On March 15, 2018, The Hartford repaid at maturity the $320  principal amount of its 6.3% senior notes.
Revolving Credit Facility
The Company has a senior unsecured five-year revolving credit facility (the “Credit Facility”) that provides for borrowing capacity of up to $1 billion of unsecured credit through October 31, 2019, subject to amended terms and conditions as described below, available in U.S. Dollars, Euro, Sterling, Canadian Dollars and Japanese Yen. Of the aggregate principal amount available, up to $250 is available to support letters of credit. U.S. Dollar loans will bear interest at the higher of a rate (the prime rate or the Federal Funds Rate plus 0.50% ) plus a basis point spread based on The Hartford’s credit rating and will mature no later than October 31, 2019. Letters of credit issued from the Credit Facility bear a fee based on The Hartford’s credit rating and expire no later than October 31, 2020. The Credit Facility requires the Company to maintain a minimum consolidated net worth excluding AOCI, limits debt based on a maximum senior debt to capitalization ratio of 35%, and includes other customary covenants.
As of March 31, 2018, no borrowings were outstanding and $3 in letters of credit were issued under the Credit Facility and the Company was in compliance with all financial covenants.
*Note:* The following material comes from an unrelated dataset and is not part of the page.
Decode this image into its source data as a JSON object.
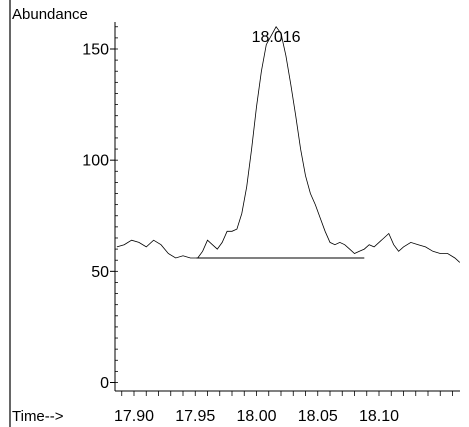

On March 29, 2018, the Company entered into an amendment (the "Amendment") to its Credit Facility that reset the level of the Company’s minimum consolidated net worth financial covenant to $9 billion excluding AOCI from its former $13.5 billion (where net worth was defined as stockholders' equity excluding AOCI and including junior subordinated debt), among other updates. The Amendment also provides for an amended and restated credit agreement that would, upon and subject to certain conditions including consummation of the sale of the life and annuity run-off business and among other changes, (i) decrease the aggregate principal amount of the facility from $1 billion to $750, including a reduction to the amount available for letters of credit from $250 to $100 (ii) change the maturity date to March 29, 2023, and (iii) modify the liens covenant and certain other covenants therein.